That leaves us with two seeming possibilities. The first is that there was some sort of fraud/voting machine screw-up. Vic Rawl’s campaign is suggesting that and there are enough red flags to make you go, “Hmmmm, just maybe…” Do keep in mind that this info comes from the Rawl campaign, so take it with a grain of salt, but…

According to Ludwig, of the state’s 46 counties, half have a disparity of greater than 10 percentage points between the absentee and election day ballots.

“The election day ballots all favor Mr. Greene. We don’t know what it means,” Ludwig said in an interview. “We did significantly better on absentees than Election Day, which is according to the mathematicians, quite significant. The other reason is, it didn’t happen in any other races on the ballot.”

In Lancaster County, Rawl won absentee ballots over Greene by a staggering 84 percent to 16 percent margin; but Greene easily led among Election Day voters by 17 percentage points.

In Spartanburg County, Ludwig said there are 25 precincts in which Greene received more votes than were actually cast and 50 other precincts where votes appeared to be missing from the final count.

“In only two of 88 precincts, do the number of votes Greene got plus the number we got equal the total cast,” Ludwig said.

Greene also racked up a 75 percent or greater margin in one-seventh of all precincts statewide, a mark that Ludwig notes is even difficult for an incumbent to reach.

“This may add up to nothing. This all could be a clerical error. We don’t know, but [we] thought it was worth looking into,” said Ludwig, who added that the experts doing the unpaid research asked that their names not be revealed until they disclose their conclusions.

Ludwig said the experts could be prepared to offer their findings by late Friday but cautioned that it’s likely not to be definitive.

“These are not detectives, they look at huge amounts of election data that say this doesn’t look like it should, or it does,” he said.

Asked what else could explain Greene’s unlikely rise, Ludwig appeared at a loss.

He said the Rawl campaign sent 300,000 e-mails, conducted a quarter million robocalls and logged nearly 17,000 miles to Democratic events around the state.
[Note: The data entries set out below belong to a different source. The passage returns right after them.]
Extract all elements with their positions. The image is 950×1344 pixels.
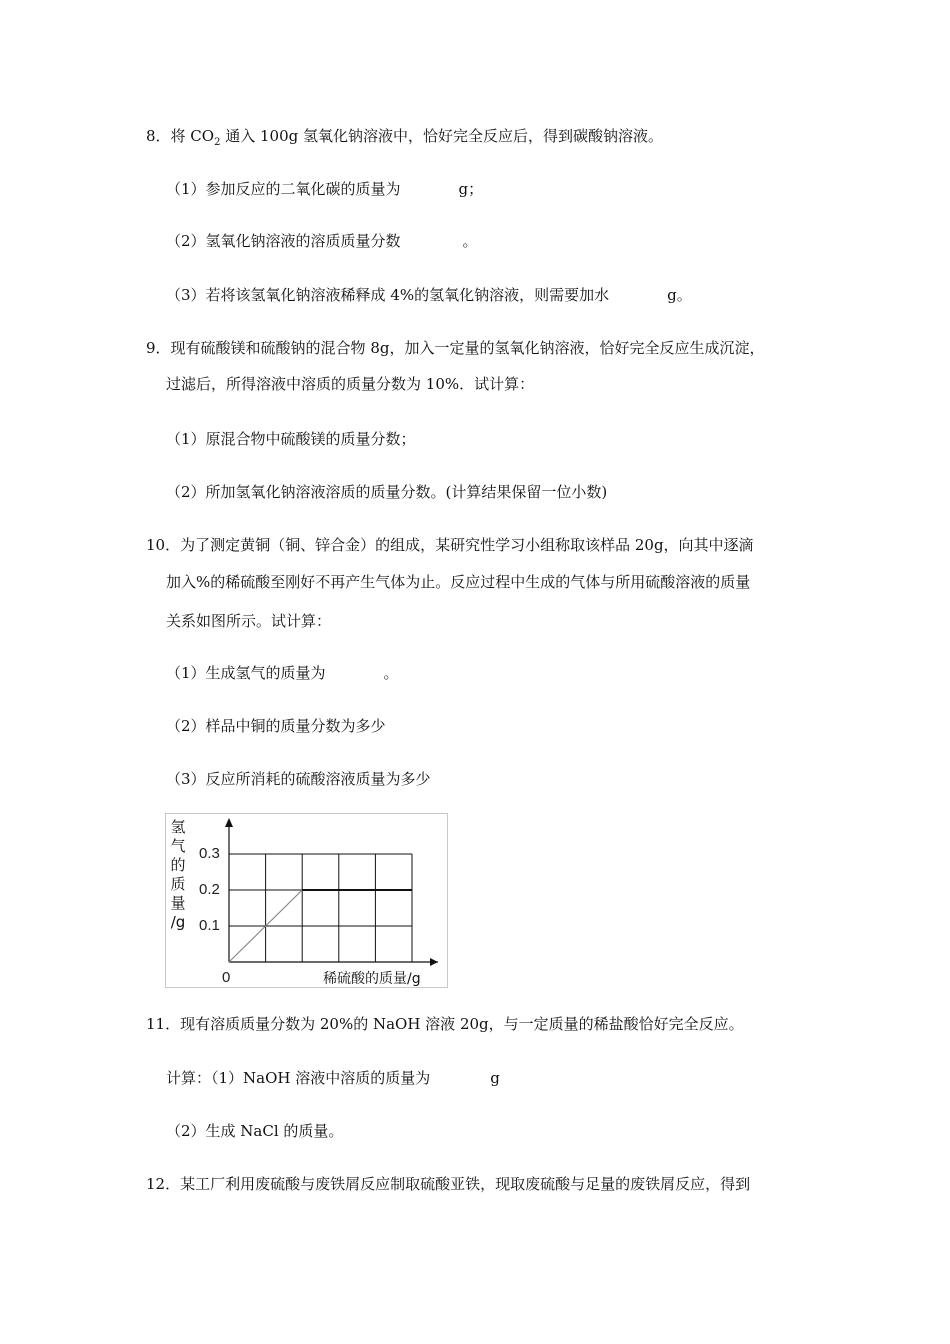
chart-y-tick-label: 0.2 <box>199 881 220 898</box>
q8-part2: （2）氢氧化钠溶液的溶质质量分数 。 <box>166 232 478 250</box>
hydrogen-mass-chart <box>165 813 448 988</box>
q9-stem-line1: 9．现有硫酸镁和硫酸钠的混合物 8g，加入一定量的氢氧化钠溶液，恰好完全反应生成沉淀， <box>146 339 765 357</box>
q10-stem-line2: 加入%的稀硫酸至刚好不再产生气体为止。反应过程中生成的气体与所用硫酸溶液的质量 <box>166 573 751 591</box>
q9-part2: （2）所加氢氧化钠溶液溶质的质量分数。(计算结果保留一位小数) <box>166 483 608 501</box>
q10-part1: （1）生成氢气的质量为 。 <box>166 664 399 682</box>
chart-x-axis-arrow <box>430 958 438 966</box>
chart-y-axis-label-char: 氢 <box>170 818 186 836</box>
chart-origin-label: 0 <box>222 969 231 986</box>
chart-y-axis-label-char: 质 <box>170 875 186 893</box>
q11-stem: 11．现有溶质质量分数为 20%的 NaOH 溶液 20g，与一定质量的稀盐酸恰好完全反应。 <box>146 1015 744 1033</box>
q8-part3: （3）若将该氢氧化钠溶液稀释成 4%的氢氧化钠溶液，则需要加水 g。 <box>166 286 692 304</box>
q10-part2: （2）样品中铜的质量分数为多少 <box>166 717 386 735</box>
chart-y-tick-label: 0.3 <box>199 845 220 862</box>
q8-stem: 8．将 $CO_2$ 通入 100g 氢氧化钠溶液中，恰好完全反应后，得到碳酸钠溶液。 <box>146 127 664 148</box>
chart-y-axis-arrow <box>225 818 233 827</box>
chart-y-axis-label-char: 的 <box>170 856 186 874</box>
chart-plot <box>166 814 449 989</box>
q11-part1: 计算：（1）NaOH 溶液中溶质的质量为 g <box>166 1069 500 1087</box>
q12-stem: 12．某工厂利用废硫酸与废铁屑反应制取硫酸亚铁，现取废硫酸与足量的废铁屑反应，得到 <box>146 1175 751 1193</box>
chart-y-axis-label-char: 气 <box>170 837 186 855</box>
chart-y-tick-label: 0.1 <box>199 917 220 934</box>
chart-x-axis-label: 稀硫酸的质量/g <box>323 971 421 987</box>
chart-y-axis-label-char: /g <box>170 913 186 931</box>
q9-part1: （1）原混合物中硫酸镁的质量分数； <box>166 430 416 448</box>
q10-stem-line1: 10．为了测定黄铜（铜、锌合金）的组成，某研究性学习小组称取该样品 20g，向其中逐滴 <box>146 536 754 554</box>
q8-part1: （1）参加反应的二氧化碳的质量为 g； <box>166 180 484 198</box>
q10-part3: （3）反应所消耗的硫酸溶液质量为多少 <box>166 770 431 788</box>
q9-stem-line2: 过滤后，所得溶液中溶质的质量分数为 10%．试计算： <box>166 375 535 393</box>
chart-y-axis-label-char: 量 <box>170 894 186 912</box>
q10-stem-line3: 关系如图所示。试计算： <box>166 612 332 630</box>
q11-part2: （2）生成 NaCl 的质量。 <box>166 1122 344 1140</box>
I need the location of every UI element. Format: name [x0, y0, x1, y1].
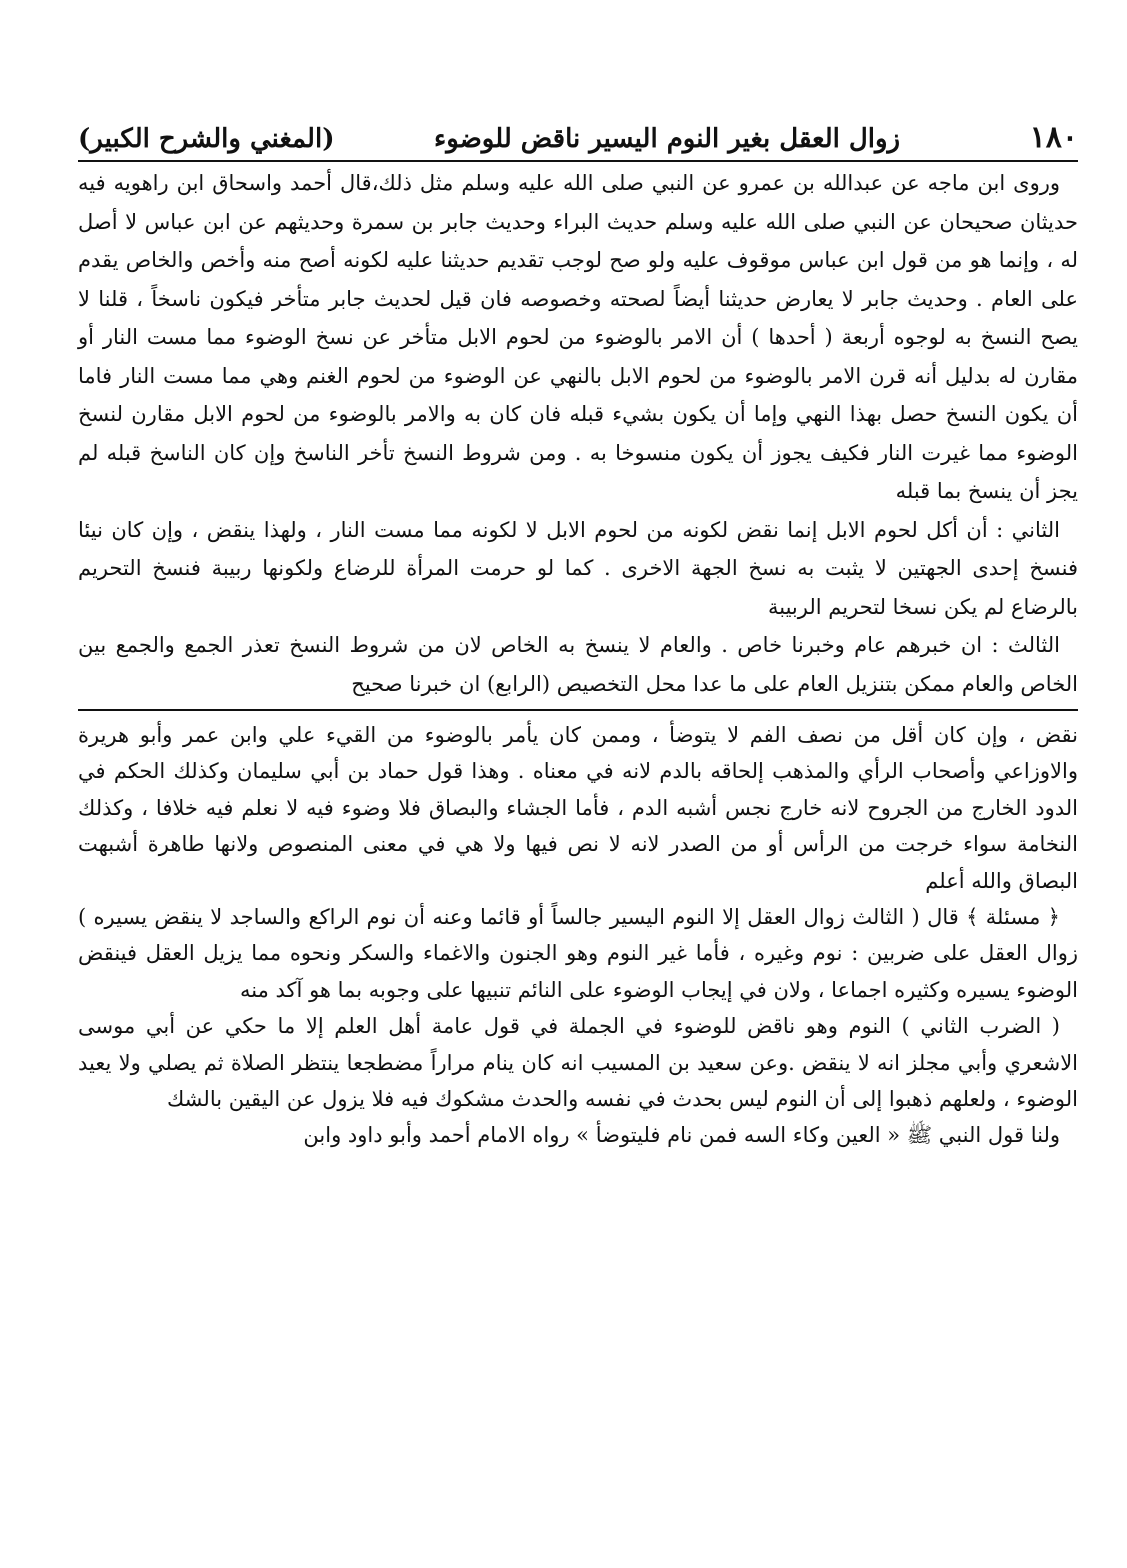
- commentary-paragraph: ( الضرب الثاني ) النوم وهو ناقض للوضوء في الجملة في قول عامة أهل العلم إلا ما حكي عن أبي موسى الاشعري وأبي مجلز انه لا ينقض .وعن سعيد بن المسيب انه كان ينام مراراً مضطجعا ينتظر الصلاة ثم يصلي ولا يعيد الوضوء ، ولعلهم ذهبوا إلى أن النوم ليس بحدث في نفسه والحدث مشكوك فيه فلا يزول عن اليقين بالشك: [78, 1014, 1078, 1112]
- commentary-paragraph: ﴿ مسئلة ﴾ قال ( الثالث زوال العقل إلا النوم اليسير جالساً أو قائما وعنه أن نوم الراكع والساجد لا ينقض يسيره ) زوال العقل على ضربين : نوم وغيره ، فأما غير النوم وهو الجنون والاغماء والسكر ونحوه مما يزيل العقل فينقض الوضوء يسيره وكثيره اجماعا ، ولان في إيجاب الوضوء على النائم تنبيها على وجوبه بما هو آكد منه: [78, 905, 1078, 1002]
- commentary-paragraph: نقض ، وإن كان أقل من نصف الفم لا يتوضأ ، وممن كان يأمر بالوضوء من القيء علي وابن عمر وأبو هريرة والاوزاعي وأصحاب الرأي والمذهب إلحاقه بالدم لانه في معناه . وهذا قول حماد بن أبي سليمان وكذلك الحكم في الدود الخارج من الجروح لانه خارج نجس أشبه الدم ، فأما الجشاء والبصاق فلا وضوء فيه لا نعلم فيه خلافا ، وكذلك النخامة سواء خرجت من الرأس أو من الصدر لانه لا نص فيها ولا هي في معنى المنصوص ولانها طاهرة أشبهت البصاق والله أعلم: [78, 723, 1078, 893]
- page: [78, 116, 1078, 1154]
- running-title: زوال العقل بغير النوم اليسير ناقض للوضوء: [434, 124, 901, 154]
- main-paragraph: الثاني : أن أكل لحوم الابل إنما نقض لكونه من لحوم الابل لا لكونه مما مست النار ، ولهذا ينقض ، وإن كان نيئا فنسخ إحدى الجهتين لا يثبت به نسخ الجهة الاخرى . كما لو حرمت المرأة للرضاع ولكونها ربيبة فنسخ التحريم بالرضاع لم يكن نسخا لتحريم الربيبة: [78, 517, 1078, 619]
- book-title: (المغني والشرح الكبير): [78, 124, 335, 154]
- section-divider: [78, 709, 1078, 711]
- main-paragraph: وروى ابن ماجه عن عبدالله بن عمرو عن النبي صلى الله عليه وسلم مثل ذلك،قال أحمد واسحاق ابن راهويه فيه حديثان صحيحان عن النبي صلى الله عليه وسلم حديث البراء وحديث جابر بن سمرة وحديثهم عن ابن عباس لا أصل له ، وإنما هو من قول ابن عباس موقوف عليه ولو صح لوجب تقديم حديثنا عليه لكونه أصح منه وأخص والخاص يقدم على العام . وحديث جابر لا يعارض حديثنا أيضاً لصحته وخصوصه فان قيل لحديث جابر متأخر فيكون ناسخاً ، قلنا لا يصح النسخ به لوجوه أربعة ( أحدها ) أن الامر بالوضوء من لحوم الابل متأخر عن نسخ الوضوء مما مست النار أو مقارن له بدليل أنه قرن الامر بالوضوء من لحوم الابل بالنهي عن الوضوء من لحوم الغنم وهي مما مست النار فاما أن يكون النسخ حصل بهذا النهي وإما أن يكون بشيء قبله فان كان به والامر بالوضوء من لحوم الابل مقارن لنسخ الوضوء مما غيرت النار فكيف يجوز أن يكون منسوخا به . ومن شروط النسخ تأخر الناسخ وإن كان الناسخ قبله لم يجز أن ينسخ بما قبله: [78, 171, 1078, 503]
- main-paragraph: الثالث : ان خبرهم عام وخبرنا خاص . والعام لا ينسخ به الخاص لان من شروط النسخ تعذر الجمع والجمع بين الخاص والعام ممكن بتنزيل العام على ما عدا محل التخصيص (الرابع) ان خبرنا صحيح: [78, 633, 1078, 696]
- main-text-block: [78, 164, 1078, 703]
- running-header: [78, 116, 1078, 160]
- commentary-text-block: [78, 717, 1078, 1154]
- commentary-paragraph: ولنا قول النبي ﷺ « العين وكاء السه فمن نام فليتوضأ » رواه الامام أحمد وأبو داود وابن: [303, 1123, 1060, 1148]
- page-number: ١٨٠: [1029, 120, 1078, 155]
So, it’s got to be fraud, right?

No, not necessarily, because there is another alternative that makes some sense. Although Rawl is better known that Greene, he’s not a fixture in the state. A very large percentage of the South Carolina electorate had no idea who he was. So, that means:  an:  overwhelming majority of the voters were probably choosing between people they didn’t know. That potentially gave Greene two advantages. He was listed before Rawls on the ballot and, some would say, he benefitted even more from the spelling of his name,

State Sen. Robert Ford, D-Charleston, who lost his gubernatorial bid Tuesday, said race could have played a role. The Democratic primary electorate is majority black, as is Greene, but not Rawl. “Vic Rawl had money, but he didn’t have enough. He wasn’t able to identify himself with black voters,” Ford said. “No white folks have an ‘e’ on the end of Green. The blacks after they left the plantation couldn’t spell, and they threw an ‘e’ on the end.”
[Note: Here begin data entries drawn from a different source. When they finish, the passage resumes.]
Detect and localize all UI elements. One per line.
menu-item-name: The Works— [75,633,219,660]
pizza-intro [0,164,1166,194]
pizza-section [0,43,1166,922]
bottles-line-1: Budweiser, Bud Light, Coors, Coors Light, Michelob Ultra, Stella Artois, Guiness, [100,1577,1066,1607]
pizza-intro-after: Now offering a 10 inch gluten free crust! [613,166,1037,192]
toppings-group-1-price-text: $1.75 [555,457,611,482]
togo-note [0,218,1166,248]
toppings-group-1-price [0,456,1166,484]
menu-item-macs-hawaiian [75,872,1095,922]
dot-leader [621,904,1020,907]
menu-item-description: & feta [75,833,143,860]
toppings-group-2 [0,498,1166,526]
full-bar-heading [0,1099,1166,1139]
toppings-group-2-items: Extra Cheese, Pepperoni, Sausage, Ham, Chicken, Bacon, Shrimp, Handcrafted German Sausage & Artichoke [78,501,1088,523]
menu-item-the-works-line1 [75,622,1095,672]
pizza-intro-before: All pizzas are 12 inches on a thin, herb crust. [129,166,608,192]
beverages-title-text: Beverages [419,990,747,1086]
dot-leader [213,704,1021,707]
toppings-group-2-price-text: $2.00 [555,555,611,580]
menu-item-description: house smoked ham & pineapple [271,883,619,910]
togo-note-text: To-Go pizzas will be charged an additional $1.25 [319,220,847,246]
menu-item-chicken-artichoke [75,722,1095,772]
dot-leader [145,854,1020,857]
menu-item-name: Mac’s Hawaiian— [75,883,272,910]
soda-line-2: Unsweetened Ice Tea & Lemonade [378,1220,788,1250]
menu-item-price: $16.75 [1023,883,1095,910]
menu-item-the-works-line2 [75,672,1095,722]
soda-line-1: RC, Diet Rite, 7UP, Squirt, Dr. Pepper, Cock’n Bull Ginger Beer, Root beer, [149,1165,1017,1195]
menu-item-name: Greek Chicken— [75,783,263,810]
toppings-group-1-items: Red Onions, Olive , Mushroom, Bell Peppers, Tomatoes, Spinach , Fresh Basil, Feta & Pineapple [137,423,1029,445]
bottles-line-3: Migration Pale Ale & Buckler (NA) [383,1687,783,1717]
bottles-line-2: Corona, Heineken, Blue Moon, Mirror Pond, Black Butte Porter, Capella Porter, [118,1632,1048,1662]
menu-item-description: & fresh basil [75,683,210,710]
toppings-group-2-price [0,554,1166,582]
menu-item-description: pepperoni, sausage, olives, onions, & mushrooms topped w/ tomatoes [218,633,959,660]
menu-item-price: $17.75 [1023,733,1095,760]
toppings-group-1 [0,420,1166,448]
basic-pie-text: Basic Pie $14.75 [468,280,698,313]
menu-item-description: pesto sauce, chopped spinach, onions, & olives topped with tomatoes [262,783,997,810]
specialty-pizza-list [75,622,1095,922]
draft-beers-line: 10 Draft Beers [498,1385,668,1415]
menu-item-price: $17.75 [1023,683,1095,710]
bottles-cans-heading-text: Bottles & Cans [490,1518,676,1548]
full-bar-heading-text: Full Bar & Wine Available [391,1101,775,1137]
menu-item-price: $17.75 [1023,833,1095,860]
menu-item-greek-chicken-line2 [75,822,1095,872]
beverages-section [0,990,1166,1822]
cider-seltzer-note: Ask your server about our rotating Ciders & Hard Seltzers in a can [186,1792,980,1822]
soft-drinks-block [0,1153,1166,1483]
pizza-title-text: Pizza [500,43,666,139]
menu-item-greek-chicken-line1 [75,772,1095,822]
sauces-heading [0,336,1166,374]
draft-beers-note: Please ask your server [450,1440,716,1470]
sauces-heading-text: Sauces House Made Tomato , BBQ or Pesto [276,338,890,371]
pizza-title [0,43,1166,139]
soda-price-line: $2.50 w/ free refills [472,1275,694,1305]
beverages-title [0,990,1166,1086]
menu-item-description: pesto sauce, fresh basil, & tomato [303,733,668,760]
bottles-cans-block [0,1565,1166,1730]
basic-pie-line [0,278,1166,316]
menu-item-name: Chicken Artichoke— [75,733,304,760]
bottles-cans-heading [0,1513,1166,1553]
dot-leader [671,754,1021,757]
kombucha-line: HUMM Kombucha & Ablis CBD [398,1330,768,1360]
In a choice between two largely unknown candidates, one white and one black, it wouldn’t be the least bit surprising if black voters broke 90-10 for the black candidate. However, Greene was incognito and there were no pictures on the ballot, so how could black South Carolinians know Greene was black? That brings us back to the spelling differences in the names. That was something I’d never heard before, so I decided to test it out. I went to Facebook and did a search for people with the last name of “Green” and “Greene.”
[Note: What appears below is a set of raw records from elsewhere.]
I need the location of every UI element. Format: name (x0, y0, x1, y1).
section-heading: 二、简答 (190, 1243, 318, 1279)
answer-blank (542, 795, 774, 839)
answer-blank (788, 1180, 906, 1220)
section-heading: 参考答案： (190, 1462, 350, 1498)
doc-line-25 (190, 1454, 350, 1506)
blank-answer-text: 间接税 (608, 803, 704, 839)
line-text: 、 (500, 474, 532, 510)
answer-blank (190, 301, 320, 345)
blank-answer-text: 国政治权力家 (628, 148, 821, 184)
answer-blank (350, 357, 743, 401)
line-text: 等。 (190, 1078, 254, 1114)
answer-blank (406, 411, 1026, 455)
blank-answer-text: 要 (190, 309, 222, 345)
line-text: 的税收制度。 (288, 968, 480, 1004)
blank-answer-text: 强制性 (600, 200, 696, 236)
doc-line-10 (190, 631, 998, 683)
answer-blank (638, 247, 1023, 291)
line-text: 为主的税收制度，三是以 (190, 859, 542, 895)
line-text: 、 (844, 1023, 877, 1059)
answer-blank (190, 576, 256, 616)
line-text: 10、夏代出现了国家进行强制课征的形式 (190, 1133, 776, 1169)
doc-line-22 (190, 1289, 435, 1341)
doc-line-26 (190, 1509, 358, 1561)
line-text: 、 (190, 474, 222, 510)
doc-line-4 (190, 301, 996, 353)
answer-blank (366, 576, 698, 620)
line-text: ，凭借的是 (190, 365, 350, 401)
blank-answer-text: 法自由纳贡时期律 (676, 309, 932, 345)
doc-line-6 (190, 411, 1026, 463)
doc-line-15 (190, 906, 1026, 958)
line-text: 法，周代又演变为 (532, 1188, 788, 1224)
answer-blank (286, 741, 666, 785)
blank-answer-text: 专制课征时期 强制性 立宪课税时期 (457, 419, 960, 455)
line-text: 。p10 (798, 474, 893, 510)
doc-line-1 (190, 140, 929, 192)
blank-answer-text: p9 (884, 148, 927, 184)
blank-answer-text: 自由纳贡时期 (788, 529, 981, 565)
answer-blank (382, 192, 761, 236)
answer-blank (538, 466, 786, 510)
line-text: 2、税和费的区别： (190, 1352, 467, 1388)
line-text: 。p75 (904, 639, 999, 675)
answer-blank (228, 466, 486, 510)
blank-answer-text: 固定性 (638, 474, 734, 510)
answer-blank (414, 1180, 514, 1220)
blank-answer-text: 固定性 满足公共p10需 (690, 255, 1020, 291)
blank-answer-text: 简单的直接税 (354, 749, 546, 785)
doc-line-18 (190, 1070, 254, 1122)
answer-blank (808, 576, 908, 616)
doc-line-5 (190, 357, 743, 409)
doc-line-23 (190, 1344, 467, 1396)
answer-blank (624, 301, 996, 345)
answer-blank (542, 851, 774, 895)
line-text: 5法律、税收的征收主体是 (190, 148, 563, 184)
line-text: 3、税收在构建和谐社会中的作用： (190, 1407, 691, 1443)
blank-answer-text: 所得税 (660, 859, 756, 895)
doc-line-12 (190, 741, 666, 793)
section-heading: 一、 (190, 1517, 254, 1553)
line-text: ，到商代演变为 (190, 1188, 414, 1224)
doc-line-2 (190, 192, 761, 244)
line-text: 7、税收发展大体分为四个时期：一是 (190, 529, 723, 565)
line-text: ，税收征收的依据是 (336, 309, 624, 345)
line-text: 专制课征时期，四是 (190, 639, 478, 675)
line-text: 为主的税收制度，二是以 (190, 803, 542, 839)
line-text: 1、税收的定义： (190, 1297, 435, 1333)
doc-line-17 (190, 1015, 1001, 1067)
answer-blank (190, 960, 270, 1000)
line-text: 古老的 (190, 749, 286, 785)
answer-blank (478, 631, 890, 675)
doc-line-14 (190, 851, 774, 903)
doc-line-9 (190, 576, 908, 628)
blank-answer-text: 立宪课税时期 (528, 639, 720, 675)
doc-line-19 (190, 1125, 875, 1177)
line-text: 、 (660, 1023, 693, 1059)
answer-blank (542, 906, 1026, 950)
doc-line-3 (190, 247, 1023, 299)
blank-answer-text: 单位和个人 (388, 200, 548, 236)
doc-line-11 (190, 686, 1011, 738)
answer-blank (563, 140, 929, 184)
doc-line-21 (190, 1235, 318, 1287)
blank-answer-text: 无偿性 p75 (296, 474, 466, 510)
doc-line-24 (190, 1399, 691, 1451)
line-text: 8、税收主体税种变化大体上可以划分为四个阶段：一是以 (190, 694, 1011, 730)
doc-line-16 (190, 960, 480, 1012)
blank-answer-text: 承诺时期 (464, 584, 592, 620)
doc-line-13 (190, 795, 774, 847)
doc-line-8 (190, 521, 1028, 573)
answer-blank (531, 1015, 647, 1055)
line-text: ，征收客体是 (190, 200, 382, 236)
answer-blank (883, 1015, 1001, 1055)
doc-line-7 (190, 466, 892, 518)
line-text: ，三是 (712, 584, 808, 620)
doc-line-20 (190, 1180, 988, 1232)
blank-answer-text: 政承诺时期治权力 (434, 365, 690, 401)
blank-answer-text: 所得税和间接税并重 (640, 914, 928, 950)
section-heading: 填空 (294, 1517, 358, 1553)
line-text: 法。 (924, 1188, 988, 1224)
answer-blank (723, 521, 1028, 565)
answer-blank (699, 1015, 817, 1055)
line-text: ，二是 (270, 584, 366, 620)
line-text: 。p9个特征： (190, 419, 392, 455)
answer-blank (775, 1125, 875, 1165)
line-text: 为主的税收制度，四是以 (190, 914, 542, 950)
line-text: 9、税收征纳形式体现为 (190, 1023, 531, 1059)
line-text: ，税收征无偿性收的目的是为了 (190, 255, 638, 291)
Out of the ones whose race was visible from their profile shot, the first 10 “Greens” broke down with 9 white and 1 black. The “Greenes” on the other hand, broke down as…..8-2 white. In other words, the “No white folks have an ‘e’ on the end of Green” theory doesn’t seem to hold up in practice. I’d also add that the statistical data doesn’t seem to support the idea that race was the decisive factor that carried Greene to victory.

So, my best guess? Barring some sort of third party fraud (Greene doesn’t seem sharp enough or well connected enough to pull it off), I’d say you just had two little known candidates duking it out and Greene was first on the ballot and was probably also EXTREMELY fortunate in the number of voters who randomly chose to pick his name.